La directora Mary Harron puede tener más coraje que talento, pero vaya qué dosis de talento. Después de encargarse intrépidamente de la detestable ‘American Psycho' en su última película, su nueva producción gira sobre otro estadounidense notorio, pero no demente. En realidad, su punto es la ausencia de ratones en la cabeza de su personaje: ‘The Notorious Bettie Page' gira sobre la reina de las chicas de calendario de los años cincuenta y dice cosas que no se dicen habitualmente. Gira sobre la exhibición y venta del cuerpo femenino y no cree que sea una idea tan deleznable.
Esta es una propuesta radical. De hecho, hay un pequeño pero distintivo género cinematográfico dedicado al tema de las fotografías de desnudos, que es casi siempre A) negativo y B) generoso en los cuerpos que muestra.
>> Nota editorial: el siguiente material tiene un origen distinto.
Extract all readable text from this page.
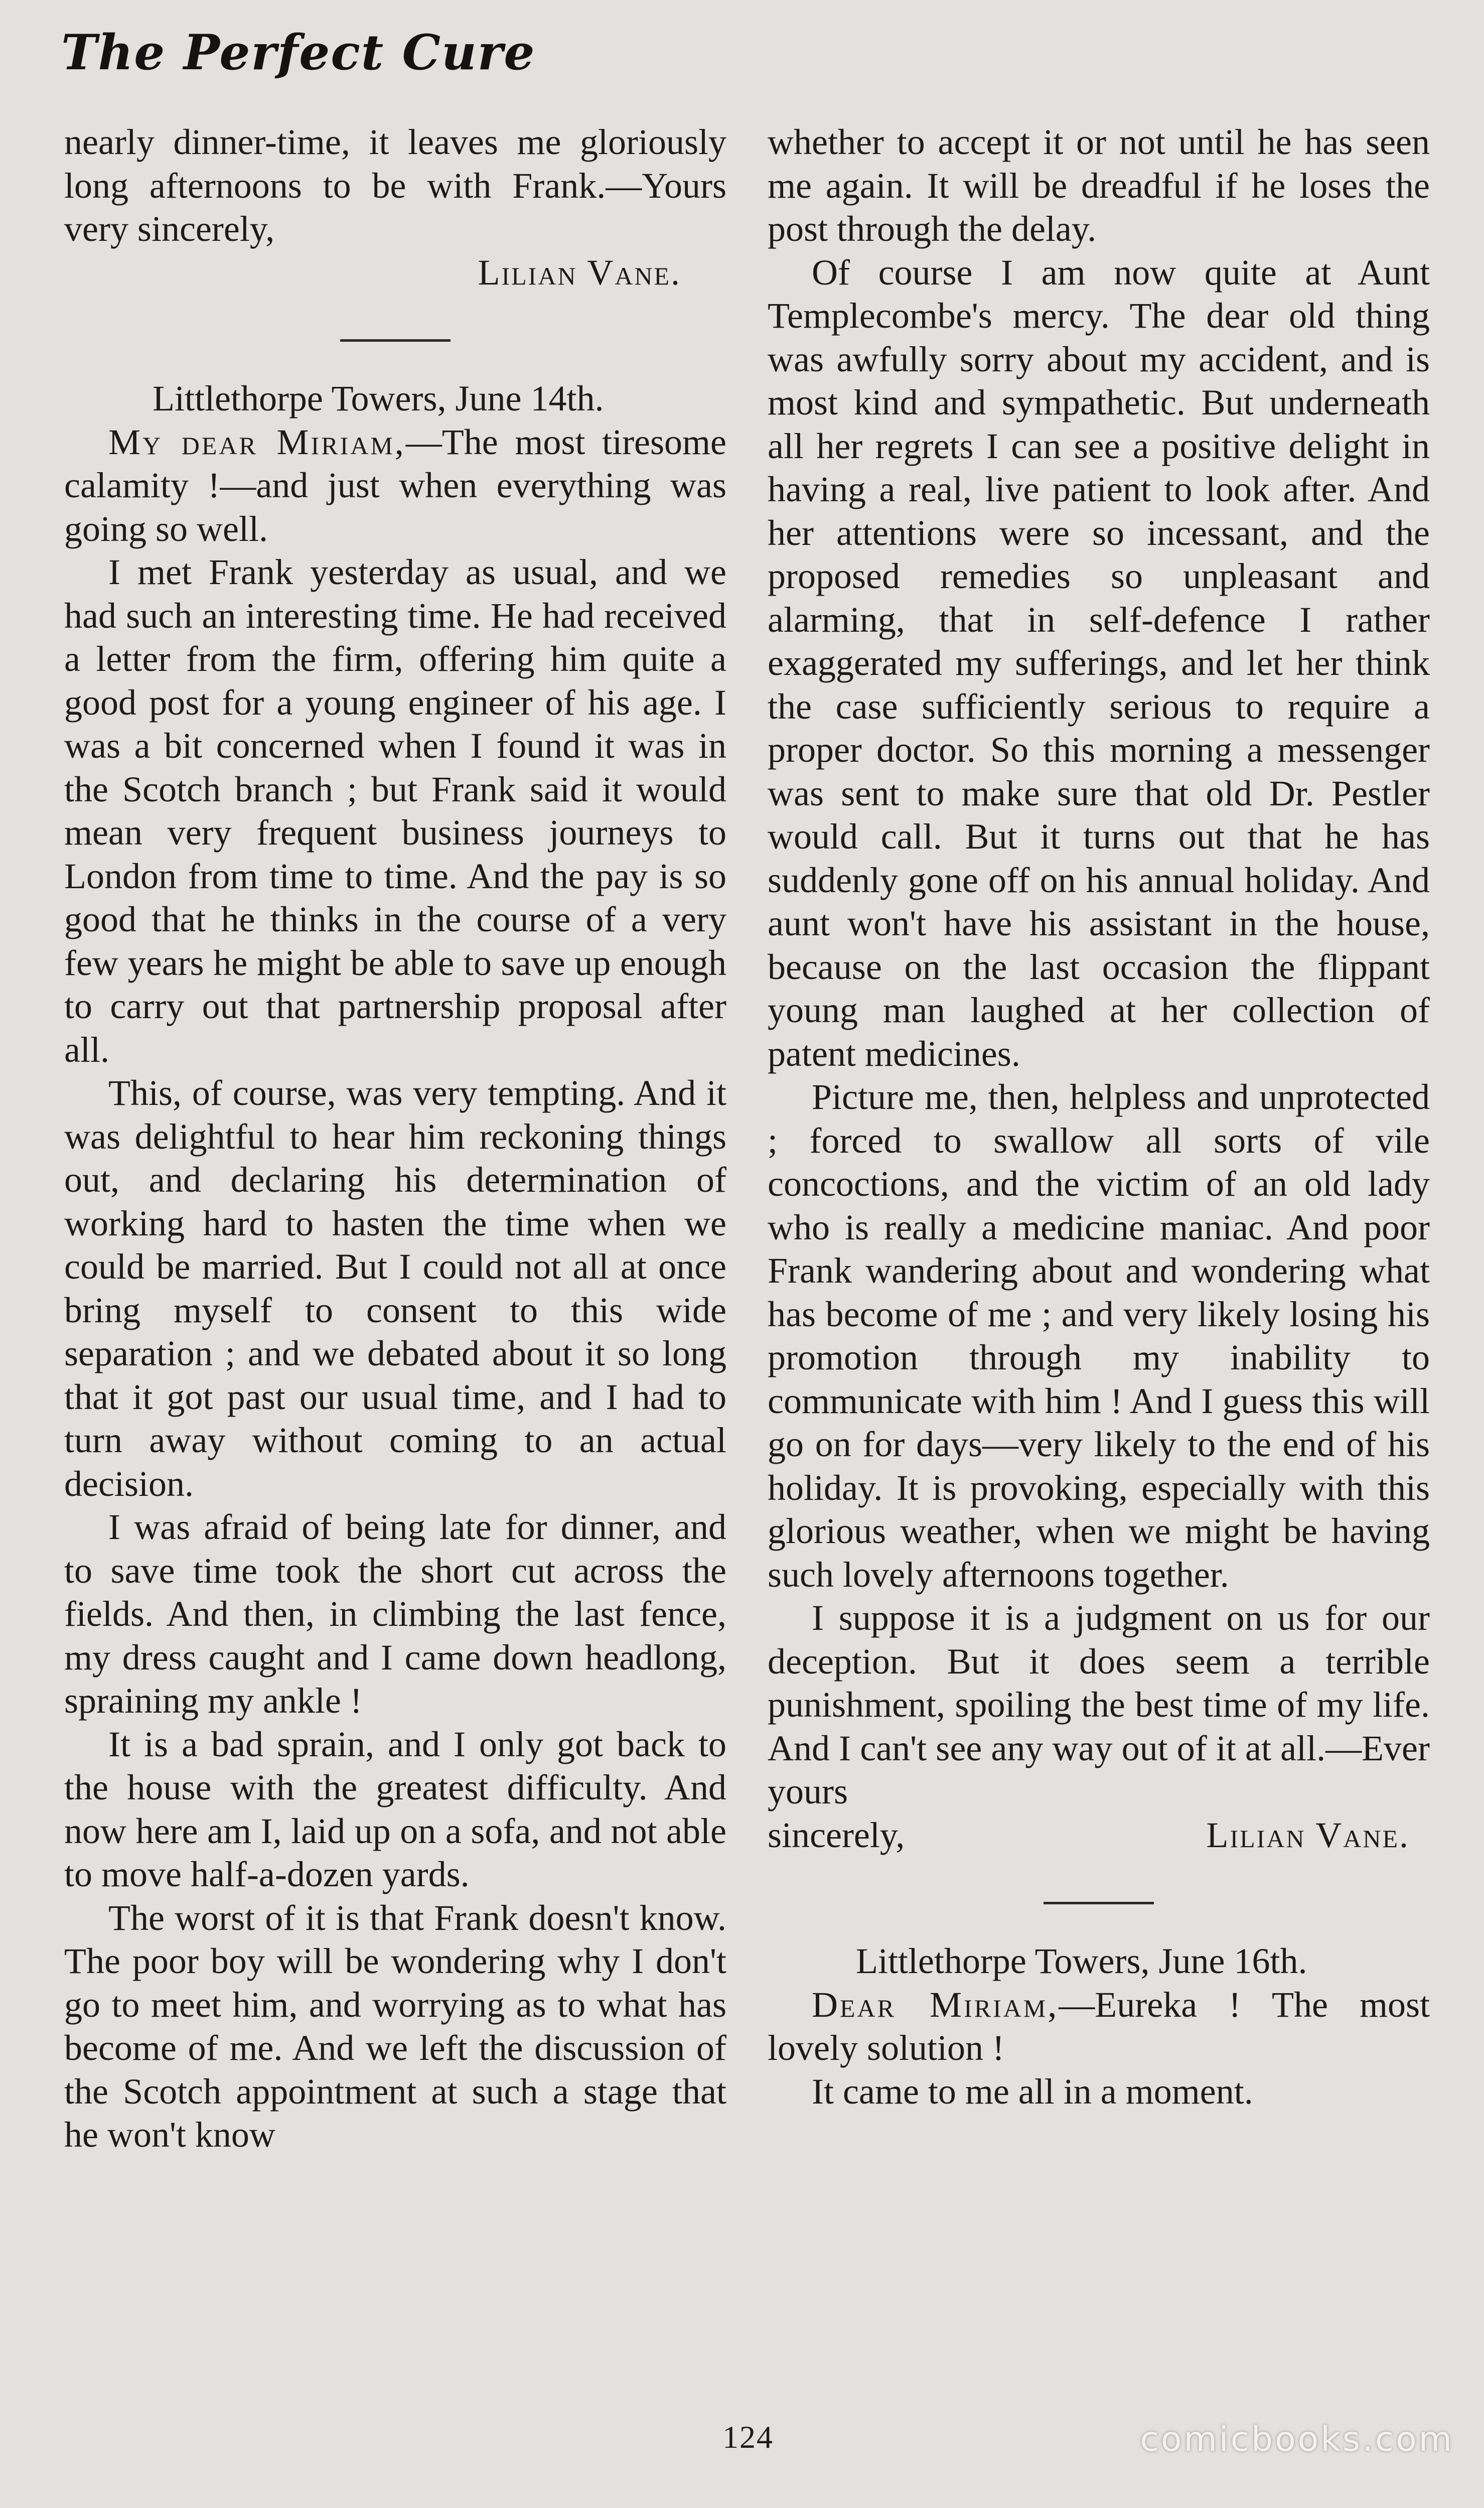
The Perfect Cure

nearly dinner-time, it leaves me gloriously long afternoons to be with Frank.—Yours very sincerely,

Lilian Vane.

Littlethorpe Towers, June 14th.

My dear Miriam,—The most tiresome calamity !—and just when everything was going so well.

I met Frank yesterday as usual, and we had such an interesting time. He had received a letter from the firm, offering him quite a good post for a young engineer of his age. I was a bit concerned when I found it was in the Scotch branch ; but Frank said it would mean very frequent business journeys to London from time to time. And the pay is so good that he thinks in the course of a very few years he might be able to save up enough to carry out that partnership proposal after all.

This, of course, was very tempting. And it was delightful to hear him reckoning things out, and declaring his determination of working hard to hasten the time when we could be married. But I could not all at once bring myself to consent to this wide separation ; and we debated about it so long that it got past our usual time, and I had to turn away without coming to an actual decision.

I was afraid of being late for dinner, and to save time took the short cut across the fields. And then, in climbing the last fence, my dress caught and I came down headlong, spraining my ankle !

It is a bad sprain, and I only got back to the house with the greatest difficulty. And now here am I, laid up on a sofa, and not able to move half-a-dozen yards.

The worst of it is that Frank doesn't know. The poor boy will be wondering why I don't go to meet him, and worrying as to what has become of me. And we left the discussion of the Scotch appointment at such a stage that he won't know

whether to accept it or not until he has seen me again. It will be dreadful if he loses the post through the delay.

Of course I am now quite at Aunt Templecombe's mercy. The dear old thing was awfully sorry about my accident, and is most kind and sympathetic. But underneath all her regrets I can see a positive delight in having a real, live patient to look after. And her attentions were so incessant, and the proposed remedies so unpleasant and alarming, that in self-defence I rather exaggerated my sufferings, and let her think the case sufficiently serious to require a proper doctor. So this morning a messenger was sent to make sure that old Dr. Pestler would call. But it turns out that he has suddenly gone off on his annual holiday. And aunt won't have his assistant in the house, because on the last occasion the flippant young man laughed at her collection of patent medicines.

Picture me, then, helpless and unprotected ; forced to swallow all sorts of vile concoctions, and the victim of an old lady who is really a medicine maniac. And poor Frank wandering about and wondering what has become of me ; and very likely losing his promotion through my inability to communicate with him ! And I guess this will go on for days—very likely to the end of his holiday. It is provoking, especially with this glorious weather, when we might be having such lovely afternoons together.

I suppose it is a judgment on us for our deception. But it does seem a terrible punishment, spoiling the best time of my life. And I can't see any way out of it at all.—Ever yours

sincerely,	Lilian Vane.

Littlethorpe Towers, June 16th.

Dear Miriam,—Eureka ! The most lovely solution !

It came to me all in a moment.

124	comicbooks.com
La plantilla de la historia es siempre la del chulo y la prostituta, esa vilipendiada relación de manipulación emocional con crueles propósitos: Un charlatán zalamero engatusa a una chica de pueblo chico, de limitado talento pero de despampanante belleza y busto, para que se desnude frente a la cámara. Después de esto nada bueno puede pasar -como testimonian en particular las películas sobre la pobre Playmate Dorothy Stratten, cuyo psicótico marido la mató a balazos. Tal como en las películas de horror, las chicas rápidas muren primero.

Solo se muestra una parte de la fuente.